And then the fog dammed up the river and the water ran thru the canal.
Then the old woman did not go near the people, but went home, and in the morning, when one of the people went to see why the old woman did not come, he saw the canal full of water and he yelled to everybody to come and see it.
And in this way these people got water for their crops and were as prosperous as the others below them.
Notes on the Story of Tawquahdahmawks
In this story we find proof that the oldest digging utensil was a sharpened stake.
Before these people became agricultural they must have subsisted mainly on the game and wild fruits of the desert.
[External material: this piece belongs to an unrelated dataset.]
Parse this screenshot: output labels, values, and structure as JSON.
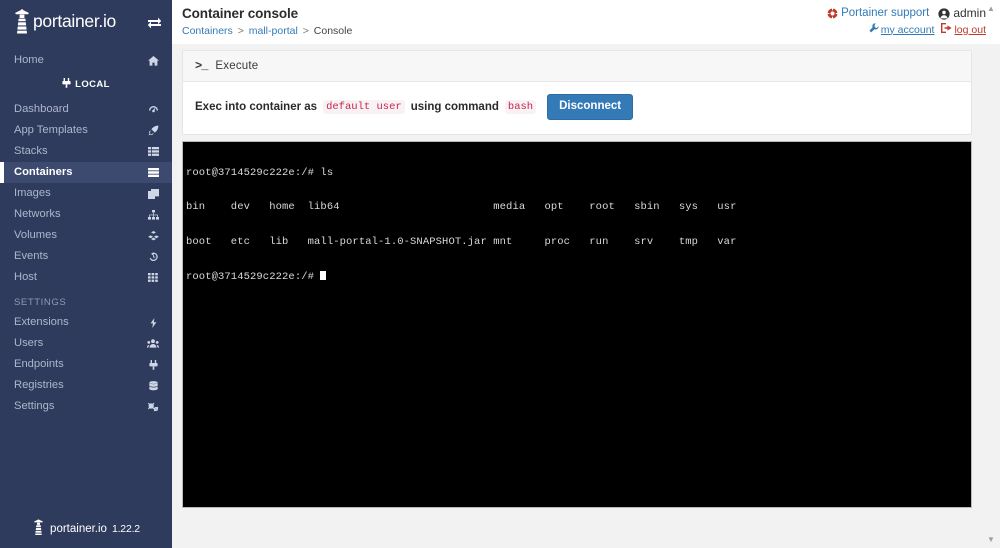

They showed me several seed-bearing bushes and weeds which in old time had helped to eke out for them an existence.
Starvation must have often stared them in the face, and the references to hunger, and the prophecies of plenty, and of visits to relatives whose crops were good, are scattered pathetically all thru these legends.
And indeed, until very recently, mezquite beans and the fruit of various cactus plants were staple articles of food.
Mezquite beans grow in a pod on the thorny mezquite trees. The gathering of them was quite a tribal event, large parties going out. The beans when brought home were pounded in the chee-o-pah, or mortar, which was made by burning a hollow in the end of a short mezquite log, set in the ground like a low post. A long round stone pestle, or vee-it-kote, was used to beat with, and sometimes the cheeopah itself was of stone. But stone mortars were usually ancient and dug from out the vahahkkee ruins.